The social network confirmed the idea had been discussed but had been "paused" while the company dealt with its privacy crisis.
Facebook has faced scrutiny after the data of millions of people was improperly shared with the political consultancy Cambridge Analytica.
The company said it had not yet received any health records.
The hospital data sharing proposal was discovered by CNBC reporter Christina Farr.
Two people familiar with the plan told her, on condition of anonymity, that Facebook had approached hospitals and health organisations such as Stanford Medical School and the American College of Cardiology.
The plan was to take health records - such as a patient's age, prescription and number of hospital visits - and link it to their Facebook data.
The research project would then determine whether the combined data could improve patient care.
For example, the Facebook data might reveal that a patient did not have many friends or did not receive many messages, so might need a nurse to visit them at home.
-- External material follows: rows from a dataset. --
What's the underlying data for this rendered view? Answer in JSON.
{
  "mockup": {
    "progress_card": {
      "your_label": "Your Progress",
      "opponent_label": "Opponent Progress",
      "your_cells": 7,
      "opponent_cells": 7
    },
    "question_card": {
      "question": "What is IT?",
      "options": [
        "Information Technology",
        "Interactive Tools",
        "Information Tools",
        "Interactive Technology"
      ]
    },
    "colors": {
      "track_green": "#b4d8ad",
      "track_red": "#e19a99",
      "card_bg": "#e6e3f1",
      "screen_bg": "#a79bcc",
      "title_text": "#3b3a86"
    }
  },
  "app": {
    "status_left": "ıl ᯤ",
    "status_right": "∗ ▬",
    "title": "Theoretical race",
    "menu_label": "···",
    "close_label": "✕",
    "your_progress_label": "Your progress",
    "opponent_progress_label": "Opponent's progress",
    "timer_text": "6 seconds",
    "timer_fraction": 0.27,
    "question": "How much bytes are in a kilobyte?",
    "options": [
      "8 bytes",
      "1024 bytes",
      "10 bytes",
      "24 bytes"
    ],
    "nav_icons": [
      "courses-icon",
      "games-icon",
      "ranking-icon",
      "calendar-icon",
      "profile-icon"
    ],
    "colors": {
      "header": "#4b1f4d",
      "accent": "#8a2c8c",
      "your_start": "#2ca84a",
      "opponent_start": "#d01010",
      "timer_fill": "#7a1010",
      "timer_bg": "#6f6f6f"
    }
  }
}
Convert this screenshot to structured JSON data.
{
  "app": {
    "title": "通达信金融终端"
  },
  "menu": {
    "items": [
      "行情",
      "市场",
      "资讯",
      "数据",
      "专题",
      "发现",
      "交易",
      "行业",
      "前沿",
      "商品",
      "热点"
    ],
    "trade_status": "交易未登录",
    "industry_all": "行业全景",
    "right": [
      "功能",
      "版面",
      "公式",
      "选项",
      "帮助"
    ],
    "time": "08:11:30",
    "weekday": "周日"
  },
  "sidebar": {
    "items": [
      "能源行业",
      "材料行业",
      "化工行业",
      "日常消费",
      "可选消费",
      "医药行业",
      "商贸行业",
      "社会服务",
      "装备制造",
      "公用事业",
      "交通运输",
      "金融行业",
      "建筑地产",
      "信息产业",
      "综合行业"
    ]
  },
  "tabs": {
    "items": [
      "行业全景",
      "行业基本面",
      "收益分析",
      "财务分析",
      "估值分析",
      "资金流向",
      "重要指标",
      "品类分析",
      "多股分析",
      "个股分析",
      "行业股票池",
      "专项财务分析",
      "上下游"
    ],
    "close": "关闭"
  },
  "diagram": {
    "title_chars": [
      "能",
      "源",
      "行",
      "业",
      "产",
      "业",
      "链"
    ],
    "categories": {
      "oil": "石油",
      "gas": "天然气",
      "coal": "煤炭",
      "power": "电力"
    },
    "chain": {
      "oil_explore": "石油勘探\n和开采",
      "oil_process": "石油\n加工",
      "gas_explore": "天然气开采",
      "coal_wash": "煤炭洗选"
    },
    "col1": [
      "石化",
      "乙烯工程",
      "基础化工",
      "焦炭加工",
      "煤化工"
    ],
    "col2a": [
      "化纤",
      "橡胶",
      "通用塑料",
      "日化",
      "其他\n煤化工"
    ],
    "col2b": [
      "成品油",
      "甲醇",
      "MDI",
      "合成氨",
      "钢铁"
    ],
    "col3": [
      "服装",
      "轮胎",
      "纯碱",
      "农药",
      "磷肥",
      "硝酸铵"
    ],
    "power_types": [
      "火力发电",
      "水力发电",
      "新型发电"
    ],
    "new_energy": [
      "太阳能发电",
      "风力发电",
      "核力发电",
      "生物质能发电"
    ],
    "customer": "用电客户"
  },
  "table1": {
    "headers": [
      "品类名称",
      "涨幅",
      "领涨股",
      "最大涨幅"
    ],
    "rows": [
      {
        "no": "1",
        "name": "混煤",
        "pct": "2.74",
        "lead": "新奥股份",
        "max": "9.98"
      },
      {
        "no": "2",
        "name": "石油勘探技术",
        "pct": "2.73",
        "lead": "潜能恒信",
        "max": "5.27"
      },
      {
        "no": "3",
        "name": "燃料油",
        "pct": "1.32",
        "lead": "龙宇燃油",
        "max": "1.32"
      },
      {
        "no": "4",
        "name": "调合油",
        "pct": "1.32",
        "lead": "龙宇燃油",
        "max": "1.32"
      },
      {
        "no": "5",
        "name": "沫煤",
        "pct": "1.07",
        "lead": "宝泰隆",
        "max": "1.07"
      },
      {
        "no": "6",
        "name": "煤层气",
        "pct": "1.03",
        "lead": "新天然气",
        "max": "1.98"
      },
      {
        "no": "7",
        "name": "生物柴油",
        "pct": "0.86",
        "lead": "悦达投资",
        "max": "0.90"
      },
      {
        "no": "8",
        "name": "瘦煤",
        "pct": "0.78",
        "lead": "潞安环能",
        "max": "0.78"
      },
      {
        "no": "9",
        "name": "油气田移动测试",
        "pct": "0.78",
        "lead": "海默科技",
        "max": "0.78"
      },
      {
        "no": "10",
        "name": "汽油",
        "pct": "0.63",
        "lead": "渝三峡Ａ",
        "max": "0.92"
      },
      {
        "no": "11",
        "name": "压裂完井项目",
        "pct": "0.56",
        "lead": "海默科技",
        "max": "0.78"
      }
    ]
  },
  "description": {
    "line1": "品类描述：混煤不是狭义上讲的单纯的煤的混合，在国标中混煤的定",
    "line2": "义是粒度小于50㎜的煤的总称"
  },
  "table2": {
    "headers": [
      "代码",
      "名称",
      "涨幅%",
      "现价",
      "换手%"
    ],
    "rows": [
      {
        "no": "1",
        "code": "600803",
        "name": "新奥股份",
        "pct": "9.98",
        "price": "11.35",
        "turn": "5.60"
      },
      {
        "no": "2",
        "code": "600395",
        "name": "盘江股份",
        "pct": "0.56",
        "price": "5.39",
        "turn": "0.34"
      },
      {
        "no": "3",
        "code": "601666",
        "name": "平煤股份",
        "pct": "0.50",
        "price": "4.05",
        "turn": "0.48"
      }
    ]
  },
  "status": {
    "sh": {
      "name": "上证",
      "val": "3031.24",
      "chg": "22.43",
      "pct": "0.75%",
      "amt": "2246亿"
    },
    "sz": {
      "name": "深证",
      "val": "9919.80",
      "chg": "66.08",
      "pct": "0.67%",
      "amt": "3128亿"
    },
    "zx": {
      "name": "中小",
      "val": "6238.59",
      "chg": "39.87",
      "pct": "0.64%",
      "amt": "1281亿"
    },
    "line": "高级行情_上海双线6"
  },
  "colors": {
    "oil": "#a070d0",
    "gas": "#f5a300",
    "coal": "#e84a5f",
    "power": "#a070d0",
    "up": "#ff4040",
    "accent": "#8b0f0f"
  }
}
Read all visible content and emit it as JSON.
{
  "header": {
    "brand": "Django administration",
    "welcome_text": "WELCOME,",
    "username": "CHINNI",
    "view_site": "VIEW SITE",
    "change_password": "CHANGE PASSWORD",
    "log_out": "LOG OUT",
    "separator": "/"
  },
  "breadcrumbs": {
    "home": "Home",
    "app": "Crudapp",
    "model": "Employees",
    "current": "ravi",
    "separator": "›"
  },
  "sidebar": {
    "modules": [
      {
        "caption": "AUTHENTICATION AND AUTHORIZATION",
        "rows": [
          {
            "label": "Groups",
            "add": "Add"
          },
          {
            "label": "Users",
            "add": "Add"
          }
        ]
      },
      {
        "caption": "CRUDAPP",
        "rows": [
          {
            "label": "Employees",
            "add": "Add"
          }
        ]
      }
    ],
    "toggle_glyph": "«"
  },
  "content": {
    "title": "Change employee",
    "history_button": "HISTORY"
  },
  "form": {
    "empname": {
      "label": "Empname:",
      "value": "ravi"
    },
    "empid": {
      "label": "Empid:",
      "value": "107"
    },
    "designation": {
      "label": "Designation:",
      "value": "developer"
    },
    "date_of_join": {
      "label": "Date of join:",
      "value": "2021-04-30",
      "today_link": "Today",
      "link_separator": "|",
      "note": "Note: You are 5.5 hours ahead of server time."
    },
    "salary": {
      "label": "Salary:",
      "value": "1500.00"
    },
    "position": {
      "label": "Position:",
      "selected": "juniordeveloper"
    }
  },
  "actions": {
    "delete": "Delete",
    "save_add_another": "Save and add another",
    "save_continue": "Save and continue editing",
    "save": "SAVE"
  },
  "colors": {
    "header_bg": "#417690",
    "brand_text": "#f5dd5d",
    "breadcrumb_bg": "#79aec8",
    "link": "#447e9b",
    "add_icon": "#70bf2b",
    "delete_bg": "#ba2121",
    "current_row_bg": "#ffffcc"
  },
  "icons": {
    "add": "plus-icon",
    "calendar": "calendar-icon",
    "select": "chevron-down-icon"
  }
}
It might also reveal that a patient did not speak English as their first language, which would help the hospital plan the person's care.
In a statement provided to CNBC, Cathleen Gates, from the American College of Cardiology, said it had been "engaged in discussions with Facebook" concerning the use of anonymised data to further scientific research.
Facebook said the work had "not progressed past the planning phase" and said it had "not received, shared or analysed anyone's data".
"Last month, we decided that we should pause these discussions so we can focus on other important work, including doing a better job of protecting people's data," the company said.